Тогда и готовили настоящих идеологических бойцов: не просто тех людей, которые бубнят историю КПСС, а убежденных марксистов. Мы понимали, что они состоятельны интеллектуально, но при этом полностью принадлежат прошлому веку.
В период перестройки в школы пришло много интересных людей. Появился новый учебник «Человек и общество». До него были только пожелтевшие старые «коммунячьи» бессмысленные книги по обществоведению, построенные на диамате и истмате, в новом было много интересного, но рассыпухой, без системы. Там были основы философии, социологии, политологии. Стало заметно, что уже появился плюрализм. Но хочу заметить, что идеологический диктат вне философского факультета спал еще раньше: в то время, когда я поступал, окружающий мир уже взял штурмом эту твердыню.
В мое время на кафедру приходили люди за религиозным знанием, чтобы поверить и проверить свои воззрения. Это были и увлеченные школьники, и те люди, которые слабо учились, конкурс был всего полтора человека на место. Хотя в 1994 году уже претендовали четыре человека. Приходили взрослые люди либо за вторым высшим образованием, либо поздно озаботившиеся первым. У некоторых были уже капитально отбиты мозги в армии, они не могли учиться. Учебы было много. Надо было сидеть каждый день с утра до вечера в библиотеке, если ты хотел нормально учиться.
Время, о котором я говорю, интересно еще и тем, что, с одной стороны, диамат был на равных со всеми остальными учениями и поэтому его бесконечно проверяли, а с другой — для большинства преподавателей с очень большим набором знаний он все еще оставался парадигмальным.

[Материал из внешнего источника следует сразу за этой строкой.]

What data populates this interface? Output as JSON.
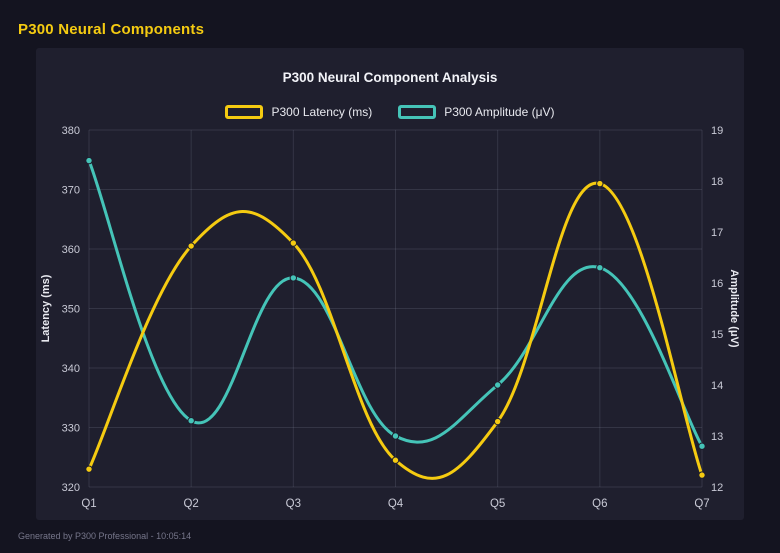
{
  "page": {
    "title": "P300 Neural Components",
    "footer": "Generated by P300 Professional - 10:05:14"
  },
  "colors": {
    "background": "#141420",
    "card_background": "#1f1f2e",
    "accent_yellow": "#f5cb11",
    "accent_teal": "#45c4b8",
    "grid": "rgba(160,165,190,0.16)"
  },
  "chart_data": {
    "type": "line",
    "title": "P300 Neural Component Analysis",
    "x": [
      "Q1",
      "Q2",
      "Q3",
      "Q4",
      "Q5",
      "Q6",
      "Q7"
    ],
    "series": [
      {
        "name": "P300 Latency (ms)",
        "axis": "left",
        "color": "#f5cb11",
        "values": [
          323,
          360.5,
          361,
          324.5,
          331,
          371,
          322
        ]
      },
      {
        "name": "P300 Amplitude (μV)",
        "axis": "right",
        "color": "#45c4b8",
        "values": [
          18.4,
          13.3,
          16.1,
          13.0,
          14.0,
          16.3,
          12.8
        ]
      }
    ],
    "left_axis": {
      "label": "Latency (ms)",
      "min": 320,
      "max": 380,
      "ticks": [
        320,
        330,
        340,
        350,
        360,
        370,
        380
      ]
    },
    "right_axis": {
      "label": "Amplitude (μV)",
      "min": 12,
      "max": 19,
      "ticks": [
        12,
        13,
        14,
        15,
        16,
        17,
        18,
        19
      ]
    },
    "grid": true,
    "legend_position": "top",
    "curve": "spline"
  }
}
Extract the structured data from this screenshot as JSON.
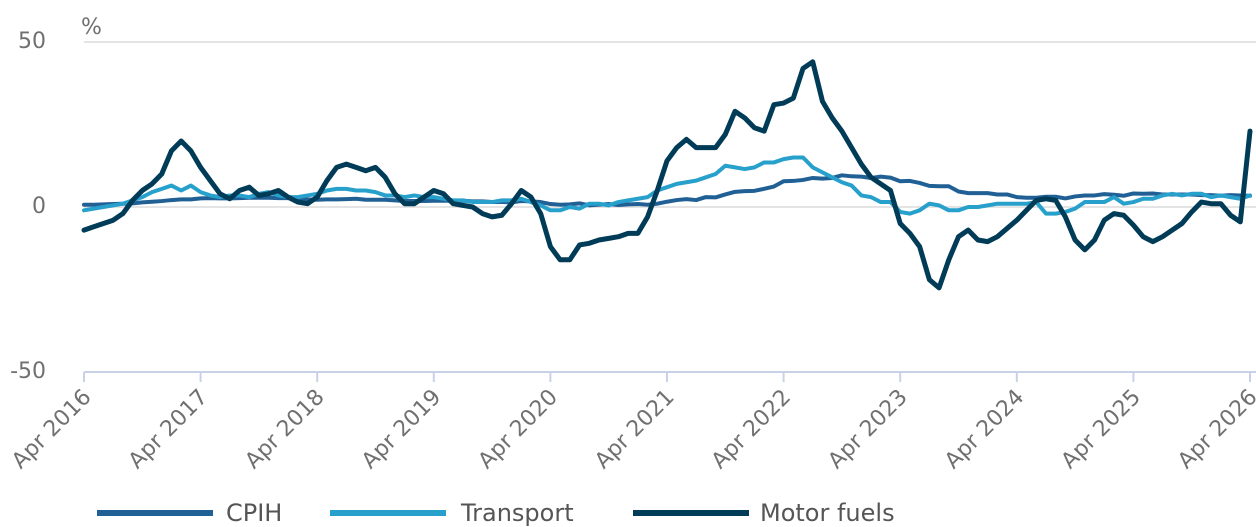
{
  "chart_data": {
    "type": "line",
    "ylabel": "%",
    "categories": [
      "Apr 2016",
      null,
      null,
      null,
      null,
      null,
      null,
      null,
      null,
      null,
      null,
      null,
      "Apr 2017",
      null,
      null,
      null,
      null,
      null,
      null,
      null,
      null,
      null,
      null,
      null,
      "Apr 2018",
      null,
      null,
      null,
      null,
      null,
      null,
      null,
      null,
      null,
      null,
      null,
      "Apr 2019",
      null,
      null,
      null,
      null,
      null,
      null,
      null,
      null,
      null,
      null,
      null,
      "Apr 2020",
      null,
      null,
      null,
      null,
      null,
      null,
      null,
      null,
      null,
      null,
      null,
      "Apr 2021",
      null,
      null,
      null,
      null,
      null,
      null,
      null,
      null,
      null,
      null,
      null,
      "Apr 2022",
      null,
      null,
      null,
      null,
      null,
      null,
      null,
      null,
      null,
      null,
      null,
      "Apr 2023",
      null,
      null,
      null,
      null,
      null,
      null,
      null,
      null,
      null,
      null,
      null,
      "Apr 2024",
      null,
      null,
      null,
      null,
      null,
      null,
      null,
      null,
      null,
      null,
      null,
      "Apr 2025",
      null,
      null,
      null,
      null,
      null,
      null,
      null,
      null,
      null,
      null,
      null,
      "Apr 2026"
    ],
    "series": [
      {
        "name": "CPIH",
        "color": "#206095",
        "values": [
          0.7,
          0.7,
          0.8,
          0.9,
          1.0,
          1.1,
          1.4,
          1.6,
          1.8,
          2.1,
          2.3,
          2.3,
          2.6,
          2.7,
          2.6,
          2.6,
          2.7,
          2.8,
          2.8,
          2.8,
          2.7,
          2.7,
          2.5,
          2.3,
          2.2,
          2.3,
          2.3,
          2.4,
          2.5,
          2.2,
          2.2,
          2.2,
          2.0,
          1.8,
          1.8,
          1.8,
          1.9,
          1.9,
          1.9,
          1.9,
          1.7,
          1.7,
          1.5,
          1.5,
          1.4,
          1.8,
          1.7,
          1.5,
          0.9,
          0.7,
          0.8,
          1.1,
          0.5,
          0.7,
          0.9,
          0.6,
          0.8,
          0.9,
          0.7,
          1.0,
          1.6,
          2.1,
          2.4,
          2.1,
          3.0,
          2.9,
          3.8,
          4.6,
          4.8,
          4.9,
          5.5,
          6.2,
          7.8,
          7.9,
          8.2,
          8.8,
          8.6,
          8.8,
          9.6,
          9.3,
          9.2,
          8.8,
          9.2,
          8.9,
          7.8,
          7.9,
          7.3,
          6.4,
          6.3,
          6.3,
          4.7,
          4.2,
          4.2,
          4.2,
          3.8,
          3.8,
          3.0,
          2.8,
          2.8,
          3.1,
          3.1,
          2.6,
          3.2,
          3.5,
          3.5,
          3.9,
          3.7,
          3.4,
          4.1,
          4.0,
          4.1,
          3.8,
          3.8,
          3.8,
          3.8,
          3.6,
          3.6,
          3.4,
          3.6,
          3.5,
          3.4
        ]
      },
      {
        "name": "Transport",
        "color": "#27a0cc",
        "values": [
          -1.0,
          -0.5,
          0.0,
          0.5,
          1.0,
          2.0,
          3.0,
          4.5,
          5.5,
          6.5,
          5.0,
          6.5,
          4.5,
          3.5,
          3.0,
          3.5,
          3.5,
          3.0,
          4.0,
          4.5,
          3.5,
          3.0,
          3.0,
          3.5,
          4.0,
          5.0,
          5.5,
          5.5,
          5.0,
          5.0,
          4.5,
          3.5,
          3.5,
          3.0,
          3.5,
          3.0,
          3.0,
          2.5,
          2.0,
          2.0,
          1.5,
          1.5,
          1.5,
          2.0,
          2.0,
          2.5,
          1.5,
          0.5,
          -1.0,
          -1.0,
          0.0,
          -0.5,
          1.0,
          1.0,
          0.5,
          1.5,
          2.0,
          2.5,
          3.0,
          5.0,
          6.0,
          7.0,
          7.5,
          8.0,
          9.0,
          10.0,
          12.5,
          12.0,
          11.5,
          12.0,
          13.5,
          13.5,
          14.5,
          15.0,
          15.0,
          12.0,
          10.5,
          9.0,
          7.5,
          6.5,
          3.5,
          3.0,
          1.5,
          1.5,
          -1.5,
          -2.0,
          -1.0,
          1.0,
          0.5,
          -1.0,
          -1.0,
          0.0,
          0.0,
          0.5,
          1.0,
          1.0,
          1.0,
          1.0,
          1.5,
          -2.0,
          -2.0,
          -1.5,
          -0.5,
          1.5,
          1.5,
          1.5,
          3.0,
          1.0,
          1.5,
          2.5,
          2.5,
          3.5,
          4.0,
          3.5,
          4.0,
          4.0,
          3.0,
          3.5,
          3.0,
          2.5,
          3.5
        ]
      },
      {
        "name": "Motor fuels",
        "color": "#003c57",
        "values": [
          -7,
          -6,
          -5,
          -4,
          -2,
          2,
          5,
          7,
          10,
          17,
          20,
          17,
          12,
          8,
          4,
          2.5,
          5,
          6,
          3.5,
          4,
          5,
          3,
          1.5,
          1,
          3,
          8,
          12,
          13,
          12,
          11,
          12,
          9,
          4,
          1,
          1,
          3,
          5,
          4,
          1,
          0.5,
          0,
          -2,
          -3,
          -2.5,
          1,
          5,
          3,
          -2,
          -12,
          -16,
          -16,
          -11.5,
          -11,
          -10,
          -9.5,
          -9,
          -8,
          -8,
          -3,
          5,
          14,
          18,
          20.5,
          18,
          18,
          18,
          22,
          29,
          27,
          24,
          23,
          31,
          31.5,
          33,
          42,
          44,
          32,
          27,
          23,
          18,
          13,
          9,
          7,
          5,
          -5,
          -8,
          -12,
          -22,
          -24.5,
          -16,
          -9,
          -7,
          -10,
          -10.5,
          -9,
          -6.5,
          -4,
          -1,
          2,
          2.5,
          2,
          -3,
          -10,
          -13,
          -10,
          -4,
          -2,
          -2.5,
          -5.5,
          -9,
          -10.5,
          -9,
          -7,
          -5,
          -1.5,
          1.5,
          1,
          1,
          -2.5,
          -4.5,
          23
        ]
      }
    ],
    "ylim": [
      -50,
      50
    ],
    "yticks": [
      -50,
      0,
      50
    ],
    "grid": true
  }
}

У нас были замечательные преподаватели с кафедры социальной философии и философии истории Владимир Сергеевич Кржевов и Карен Хачикович Момджян. Они были убежденные марксисты, но настолько «свежие», что в их изложении марксизм был верифицируемым, стройным учением. Я могу сказать, что в смысле социальных воззрений мне очень сильно помог философский факультет. Благодаря тому, что я много учился и сам интересовался, я остаюсь марксистом.
На самом деле, если мы внимательно будем читать «Капитал» и вообще наследие Маркса, то увидим очень много интересных вещей.
Вокруг одного из положений марксизма — «Бытие определяет сознание» — шли постоянные дискуссии. Советский человек был перегружен, у него были съехавшие понятия об этике и красоте, мире и войне. Это была дискуссия, от которой в полной мере зависело то, как мы будем дальше жить, поскольку философия управляет государством, а не наоборот. Споры были по-настоящему жаркими, в тот момент они шли везде.
Как мне кажется, проблема была не в диамате, а в диктате научной и образовательной политики, которая выстраивалась таким образом, что не давала его толком изучать. Она надевала на человека очки и заставляла рассматривать все с точки зрения идеологии, зубрить историю партии. Все это обрастало религиозным культом и изучалось так, как изучаются сакральные тексты. Преподаватели в советское время требовали отношения ко всему как к священному канону. И из-за того, что все стало закрытым и непроточным, вокруг диалектического материализма начали возникать «бактерии». В конечном итоге советских идеологов и погубило то, что они убрали все элементы проверки и сомнения».